Nous prenons le volant de l’Audi RS5 TDI Concept, le démonstrateur de la technologie TDI chez Audi.
RS et TDI. Deux acronymes à priori mutuellement exclusifs que Audi semble décidé à vouloir associer. Audi a déjà franchi un premier pas en 2013 en lançant sur la marché le Essai Audi SQ5 TDI, première association du préfixe S avec un SUV, réservant la version essence équipée du V6 3.0 TFSI à des marchés plus réfractaires tels que la Russie ou l’Amérique du Nord. Audi n’est pas seul dans la recherche d’une association entre sportivité et diesel. BMW a innové en la matière en équipant sa série 5 et le SUV X5 d’une version tri-turbo de son six cylindres en ligne turbodiesel, avec à la clef 381 ch et 740 Nm de couple, et un appétit raisonnable selon le verdict du cycle normalisé NEDC: 6.3 l/100 km et 165 g/km de CO2. Tout aussi significatif, les deux modèles sont estampillés du préfixe M pour Motorsport. Le trio de turbocompresseurs est conçu pour intervenir de manière séquentielle, étirant la courbe de couple sur une plus large plage de régimes.
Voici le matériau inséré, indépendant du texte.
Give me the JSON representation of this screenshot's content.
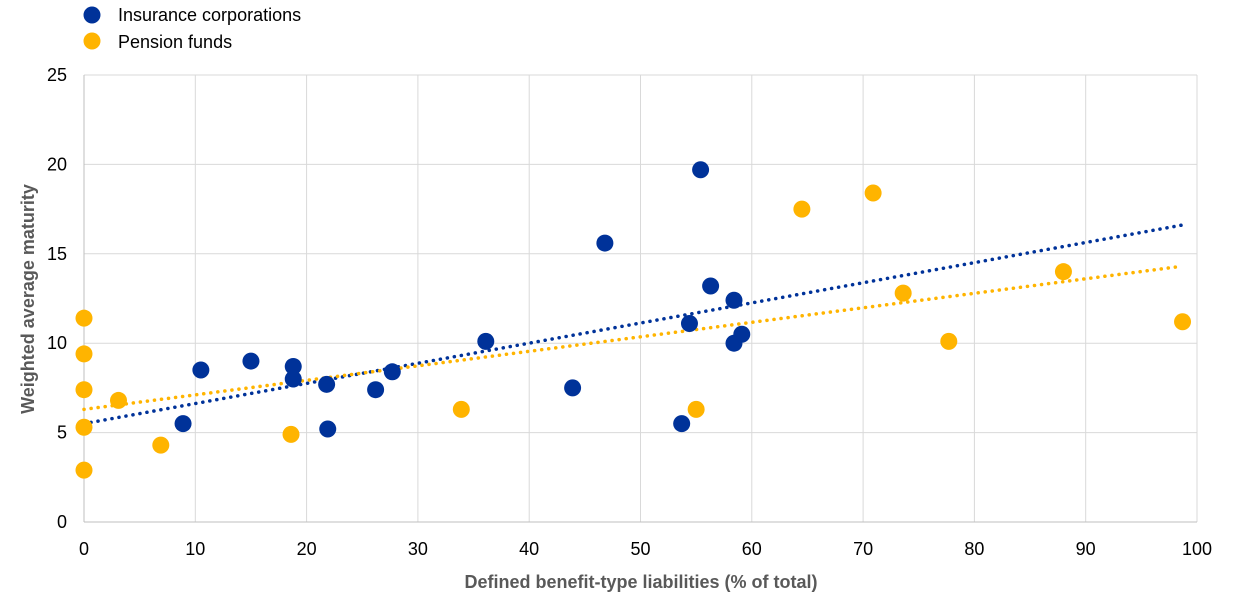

Pour Audi, les enjeux sont naturellement économiques. Les émissions de CO2 moyennes de ses voitures vendues en Suisse étaient de 148 g/km, largement au-dessus de la cible de 130g. Les pénalités financières sont encore modérées mais vont croître significativement en 2015 puis 2018 (voir notre article sur la taxe CO2). Jusqu’ici, le choix du diesel a avant tout été dicté par des considérations économiques intimement liées à une consommation moindre, et ce malgré l’absence d’incitations fiscales sur le carburant lui-même. Pour convertir une plus large part de la clientèle, il est crucial de s’adresser au coeur autant qu’au porte-monnaie. Le turbodiesel doit combler ce déficit en matière de plaisir de conduite.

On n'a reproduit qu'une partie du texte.